On February 4, 2022, the Rajya Sabha was told that the major products imported from China are telecom instruments, computer hardware and peripherals, fertilisers, electronic components/instruments, project goods, organic chemicals, drug intermediates, consumer electronics, electrical machinery etc. It was also said that some of the imports from China, like the Active Pharmaceutical Ingredients (APIs) and drug formulations, provide the Indian pharma industry with raw material for producing finished goods which are also exported out of India.

Not long ago, India was self-sufficient in pharmaceuticals but the negligence of its PSUs and promotion of private businesses since 1990 pushed India to importing as much as two-thirds of its of its active pharmaceutical ingredients (API) and formulations from China.

The major items India exports to China are engineering goods, electronic goods, marine products, spices, organic and inorganic chemicals, petroleum products, etc.

What India is doing to reverse the trend

The government is making sustained efforts to achieve a more balanced trade with China, its February 4, 2022 reply to the Rajya Sabha said, which included bilateral engagements to address the non-tariff barriers on Indian exports to China. Besides, India has imposed anti-dumping, countervailing duty etc.; sourcing critical supplies from alternate sources; sensitising concerned ministries/departments to ramp up domestic capacities and also launched schemes such as Production Linked Incentive schemes (PLIs) to promote domestic manufacturing capacities in critical sectors like drug intermediaries, API, medical devices, electronic components and mobiles, white goods (ACs and LEDs), specialty steel, food processing industry, high efficiency solar PV modules, drones and drone components etc.

Make in India faltering

None of the measures have, however, translated into growth in manufacturing, which is nowhere close to contributing 25% to the GDP as the 'Make in India', launched way back in September 2014, promised.

As a percentage of gross value added (constant prices), the share of manufacturing has been falling since FY18 – from 18.4% in FY18 to 17.8% in FY21 and is expected to fall further to 17.5% in FY22 (RE). In FY21, at a share of 17.5% of the total GVA, the manufacturing is close to 17.4% in FY12, as per the revised estimates of the national accounts released on January 31, 2022 (which reduced the GDP growth for FY20 to 3.7% from 4%).

Thus, the mission mode project of 'Make in India', import substitutions and PLIs to grow domestic manufacturing and contribute more to the economic pie has yet to materialise, except for a marginal improvement during FY16-FY19, when its share crossed 18%.
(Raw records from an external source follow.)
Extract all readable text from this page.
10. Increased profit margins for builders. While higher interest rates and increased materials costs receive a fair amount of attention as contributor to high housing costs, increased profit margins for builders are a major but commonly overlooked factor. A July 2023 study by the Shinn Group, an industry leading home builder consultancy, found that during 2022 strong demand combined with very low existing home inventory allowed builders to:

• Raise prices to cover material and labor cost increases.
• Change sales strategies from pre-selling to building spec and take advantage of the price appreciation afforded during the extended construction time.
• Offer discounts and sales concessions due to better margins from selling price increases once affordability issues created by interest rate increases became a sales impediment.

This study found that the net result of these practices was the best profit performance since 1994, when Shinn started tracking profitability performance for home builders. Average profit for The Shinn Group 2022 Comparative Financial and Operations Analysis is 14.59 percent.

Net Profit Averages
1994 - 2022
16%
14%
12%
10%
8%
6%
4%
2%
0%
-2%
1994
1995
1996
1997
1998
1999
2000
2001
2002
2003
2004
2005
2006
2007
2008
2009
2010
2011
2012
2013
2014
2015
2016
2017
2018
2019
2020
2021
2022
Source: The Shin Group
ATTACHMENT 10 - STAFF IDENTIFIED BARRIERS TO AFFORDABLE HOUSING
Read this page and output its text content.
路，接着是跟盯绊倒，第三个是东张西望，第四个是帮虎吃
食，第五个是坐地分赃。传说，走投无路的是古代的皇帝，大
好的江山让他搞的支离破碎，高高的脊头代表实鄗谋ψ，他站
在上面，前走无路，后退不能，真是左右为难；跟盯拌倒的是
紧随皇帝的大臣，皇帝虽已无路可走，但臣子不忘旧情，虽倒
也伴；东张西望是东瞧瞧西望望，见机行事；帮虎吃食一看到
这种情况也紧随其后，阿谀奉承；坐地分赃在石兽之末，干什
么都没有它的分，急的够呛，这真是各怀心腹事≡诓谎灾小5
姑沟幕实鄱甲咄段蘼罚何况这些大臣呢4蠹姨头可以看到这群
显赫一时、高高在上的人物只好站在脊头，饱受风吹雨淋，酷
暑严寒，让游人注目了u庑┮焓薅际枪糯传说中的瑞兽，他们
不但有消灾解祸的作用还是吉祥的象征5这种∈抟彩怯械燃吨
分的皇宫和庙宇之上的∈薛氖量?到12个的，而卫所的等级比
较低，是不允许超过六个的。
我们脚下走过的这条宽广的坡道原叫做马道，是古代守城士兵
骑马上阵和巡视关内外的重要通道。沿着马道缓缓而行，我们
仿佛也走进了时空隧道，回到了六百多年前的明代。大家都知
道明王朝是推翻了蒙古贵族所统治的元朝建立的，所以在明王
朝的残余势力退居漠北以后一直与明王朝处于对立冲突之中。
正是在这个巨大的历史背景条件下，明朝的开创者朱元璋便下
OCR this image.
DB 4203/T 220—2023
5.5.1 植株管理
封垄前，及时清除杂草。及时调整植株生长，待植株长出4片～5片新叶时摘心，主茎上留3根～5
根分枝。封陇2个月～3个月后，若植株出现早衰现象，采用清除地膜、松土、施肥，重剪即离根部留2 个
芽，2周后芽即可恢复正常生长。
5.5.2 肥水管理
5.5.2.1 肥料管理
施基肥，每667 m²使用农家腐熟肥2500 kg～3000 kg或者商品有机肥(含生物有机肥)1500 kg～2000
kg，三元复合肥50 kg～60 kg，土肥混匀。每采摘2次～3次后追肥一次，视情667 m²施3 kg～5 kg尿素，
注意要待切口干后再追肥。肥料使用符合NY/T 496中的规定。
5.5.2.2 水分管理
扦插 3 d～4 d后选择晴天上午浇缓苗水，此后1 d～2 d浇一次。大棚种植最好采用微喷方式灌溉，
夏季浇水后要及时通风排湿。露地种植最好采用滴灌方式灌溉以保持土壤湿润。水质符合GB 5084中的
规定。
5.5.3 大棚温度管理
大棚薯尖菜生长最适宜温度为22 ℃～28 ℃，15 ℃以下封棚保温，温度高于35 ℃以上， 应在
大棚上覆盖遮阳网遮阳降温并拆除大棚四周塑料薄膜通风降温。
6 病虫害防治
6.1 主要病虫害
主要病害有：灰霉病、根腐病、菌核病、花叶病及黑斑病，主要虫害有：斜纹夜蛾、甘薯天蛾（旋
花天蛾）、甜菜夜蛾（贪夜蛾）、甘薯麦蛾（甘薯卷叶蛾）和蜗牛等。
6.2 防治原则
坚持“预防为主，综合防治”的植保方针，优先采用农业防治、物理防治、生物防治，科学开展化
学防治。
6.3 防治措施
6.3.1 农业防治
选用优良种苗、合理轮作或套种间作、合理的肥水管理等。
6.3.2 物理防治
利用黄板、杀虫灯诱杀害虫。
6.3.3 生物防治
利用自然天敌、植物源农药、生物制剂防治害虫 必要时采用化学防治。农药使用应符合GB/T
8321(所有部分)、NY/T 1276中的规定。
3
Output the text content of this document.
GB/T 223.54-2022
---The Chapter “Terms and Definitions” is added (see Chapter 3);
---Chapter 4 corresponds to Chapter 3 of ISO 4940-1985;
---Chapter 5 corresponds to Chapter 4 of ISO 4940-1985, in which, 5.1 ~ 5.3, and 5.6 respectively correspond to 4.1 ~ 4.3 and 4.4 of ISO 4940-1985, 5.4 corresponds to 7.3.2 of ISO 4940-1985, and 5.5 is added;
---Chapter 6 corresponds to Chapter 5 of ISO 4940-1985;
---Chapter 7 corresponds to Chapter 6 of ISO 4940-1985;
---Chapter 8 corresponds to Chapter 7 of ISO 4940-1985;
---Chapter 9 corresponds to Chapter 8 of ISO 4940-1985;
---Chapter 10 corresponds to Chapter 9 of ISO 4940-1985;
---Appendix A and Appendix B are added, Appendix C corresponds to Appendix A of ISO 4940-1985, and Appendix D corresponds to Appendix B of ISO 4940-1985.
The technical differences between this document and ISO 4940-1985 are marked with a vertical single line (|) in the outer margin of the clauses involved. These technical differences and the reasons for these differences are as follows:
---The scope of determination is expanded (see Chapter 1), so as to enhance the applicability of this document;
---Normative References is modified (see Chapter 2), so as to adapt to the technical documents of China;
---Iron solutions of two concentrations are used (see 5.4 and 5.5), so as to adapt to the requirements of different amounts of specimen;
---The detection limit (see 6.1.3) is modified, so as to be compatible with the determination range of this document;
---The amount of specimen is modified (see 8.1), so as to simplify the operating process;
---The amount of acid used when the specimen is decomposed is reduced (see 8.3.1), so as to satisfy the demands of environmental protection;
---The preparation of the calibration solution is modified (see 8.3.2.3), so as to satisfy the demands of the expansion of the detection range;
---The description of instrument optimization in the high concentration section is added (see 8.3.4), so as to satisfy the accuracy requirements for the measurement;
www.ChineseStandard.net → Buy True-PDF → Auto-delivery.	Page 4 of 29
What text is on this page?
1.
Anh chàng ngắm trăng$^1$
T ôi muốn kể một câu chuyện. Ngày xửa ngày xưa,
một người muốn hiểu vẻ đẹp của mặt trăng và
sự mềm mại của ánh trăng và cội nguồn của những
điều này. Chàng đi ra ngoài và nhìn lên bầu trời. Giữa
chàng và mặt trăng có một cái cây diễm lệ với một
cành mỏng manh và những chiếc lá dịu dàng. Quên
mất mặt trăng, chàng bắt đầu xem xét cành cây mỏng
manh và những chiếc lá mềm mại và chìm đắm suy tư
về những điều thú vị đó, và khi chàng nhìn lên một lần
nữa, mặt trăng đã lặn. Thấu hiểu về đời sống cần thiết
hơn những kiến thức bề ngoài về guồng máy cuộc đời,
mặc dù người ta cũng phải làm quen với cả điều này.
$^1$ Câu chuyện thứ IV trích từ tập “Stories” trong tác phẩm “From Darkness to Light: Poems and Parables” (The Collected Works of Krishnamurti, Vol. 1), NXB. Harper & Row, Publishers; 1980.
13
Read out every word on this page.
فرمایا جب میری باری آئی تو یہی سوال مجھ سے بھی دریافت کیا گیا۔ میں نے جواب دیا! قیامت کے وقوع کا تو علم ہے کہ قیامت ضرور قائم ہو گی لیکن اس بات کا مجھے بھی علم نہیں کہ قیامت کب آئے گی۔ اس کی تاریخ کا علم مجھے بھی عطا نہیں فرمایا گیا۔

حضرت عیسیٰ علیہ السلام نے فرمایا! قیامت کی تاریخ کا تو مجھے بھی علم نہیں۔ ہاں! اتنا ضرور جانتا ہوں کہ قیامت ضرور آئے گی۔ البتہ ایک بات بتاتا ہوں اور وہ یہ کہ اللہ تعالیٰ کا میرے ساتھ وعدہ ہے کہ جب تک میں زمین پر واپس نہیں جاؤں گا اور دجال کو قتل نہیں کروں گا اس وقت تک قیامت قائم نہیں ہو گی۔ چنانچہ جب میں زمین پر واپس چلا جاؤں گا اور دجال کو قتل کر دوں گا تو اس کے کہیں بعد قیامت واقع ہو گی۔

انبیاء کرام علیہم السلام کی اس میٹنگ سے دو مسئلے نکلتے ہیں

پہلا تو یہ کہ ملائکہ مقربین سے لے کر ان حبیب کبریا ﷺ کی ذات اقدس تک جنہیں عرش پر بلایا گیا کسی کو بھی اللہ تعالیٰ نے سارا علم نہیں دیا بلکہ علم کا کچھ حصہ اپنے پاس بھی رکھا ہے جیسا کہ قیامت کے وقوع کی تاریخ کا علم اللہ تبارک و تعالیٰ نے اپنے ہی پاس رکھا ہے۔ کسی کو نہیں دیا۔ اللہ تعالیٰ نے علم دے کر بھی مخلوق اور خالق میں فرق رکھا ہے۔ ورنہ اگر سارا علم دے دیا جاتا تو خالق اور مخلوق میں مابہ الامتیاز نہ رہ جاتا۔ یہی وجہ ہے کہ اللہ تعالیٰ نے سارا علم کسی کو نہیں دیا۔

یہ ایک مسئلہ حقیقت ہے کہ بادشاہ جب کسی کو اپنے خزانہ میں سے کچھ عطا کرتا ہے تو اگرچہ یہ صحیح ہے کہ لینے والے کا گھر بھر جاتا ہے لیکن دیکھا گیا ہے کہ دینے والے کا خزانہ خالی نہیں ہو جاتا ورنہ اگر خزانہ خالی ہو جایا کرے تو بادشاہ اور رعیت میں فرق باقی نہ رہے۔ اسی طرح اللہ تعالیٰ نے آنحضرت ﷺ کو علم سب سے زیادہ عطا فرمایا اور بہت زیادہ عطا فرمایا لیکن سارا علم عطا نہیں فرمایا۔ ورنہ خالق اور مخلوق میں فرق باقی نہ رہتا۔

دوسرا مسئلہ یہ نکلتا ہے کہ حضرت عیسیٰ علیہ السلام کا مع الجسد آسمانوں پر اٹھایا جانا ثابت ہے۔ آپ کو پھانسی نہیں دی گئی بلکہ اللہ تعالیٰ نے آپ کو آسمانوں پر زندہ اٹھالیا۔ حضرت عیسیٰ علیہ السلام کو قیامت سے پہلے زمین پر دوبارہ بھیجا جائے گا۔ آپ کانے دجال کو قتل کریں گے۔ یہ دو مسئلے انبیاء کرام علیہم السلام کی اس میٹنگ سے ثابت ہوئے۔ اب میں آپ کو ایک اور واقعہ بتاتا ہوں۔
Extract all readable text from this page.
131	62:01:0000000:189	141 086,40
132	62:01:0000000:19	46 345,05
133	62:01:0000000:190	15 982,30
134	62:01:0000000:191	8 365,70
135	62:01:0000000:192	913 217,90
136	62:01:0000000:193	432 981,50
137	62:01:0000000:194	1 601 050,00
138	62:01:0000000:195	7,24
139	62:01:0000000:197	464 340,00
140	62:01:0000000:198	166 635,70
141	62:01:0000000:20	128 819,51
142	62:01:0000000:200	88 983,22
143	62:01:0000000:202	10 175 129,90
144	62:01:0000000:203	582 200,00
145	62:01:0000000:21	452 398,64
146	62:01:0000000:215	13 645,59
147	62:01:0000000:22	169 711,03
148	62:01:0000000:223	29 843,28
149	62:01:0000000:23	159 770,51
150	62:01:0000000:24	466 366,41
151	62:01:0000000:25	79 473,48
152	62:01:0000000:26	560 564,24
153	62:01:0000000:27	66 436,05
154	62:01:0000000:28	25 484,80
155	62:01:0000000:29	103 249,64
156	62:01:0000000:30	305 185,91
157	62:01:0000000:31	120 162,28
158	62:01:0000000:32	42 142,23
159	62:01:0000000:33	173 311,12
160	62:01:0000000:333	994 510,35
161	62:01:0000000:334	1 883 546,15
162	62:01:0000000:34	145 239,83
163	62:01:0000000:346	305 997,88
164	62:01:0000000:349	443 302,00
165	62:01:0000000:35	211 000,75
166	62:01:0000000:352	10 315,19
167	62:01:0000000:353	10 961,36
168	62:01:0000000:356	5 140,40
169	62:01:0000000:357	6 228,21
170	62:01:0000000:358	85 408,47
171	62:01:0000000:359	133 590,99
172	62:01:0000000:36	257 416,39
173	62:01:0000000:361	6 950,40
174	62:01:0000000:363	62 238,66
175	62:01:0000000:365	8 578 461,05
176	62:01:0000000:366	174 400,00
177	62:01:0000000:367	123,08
Revised estimates also show that the annual average growth in manufacturing GVA during FY13-FY21 was 5.4% – marginally more than the average GDP growth of 5.1% (both at constant prices).

Within manufacturing, subsectors of food, beverages and tobacco registered a lower annual average growth of 5.2% and metal, machinery and equipment 4.7% during the same period (FY13-FY21). It was the 'other manufacturing goods' like stationaries and articles of household use, including decorative items and miscellaneous products which saw a robust growth of 6.4% while textile grew 5.8%.

Unless the trend changes dramatically, the dependence on China will continue to grow.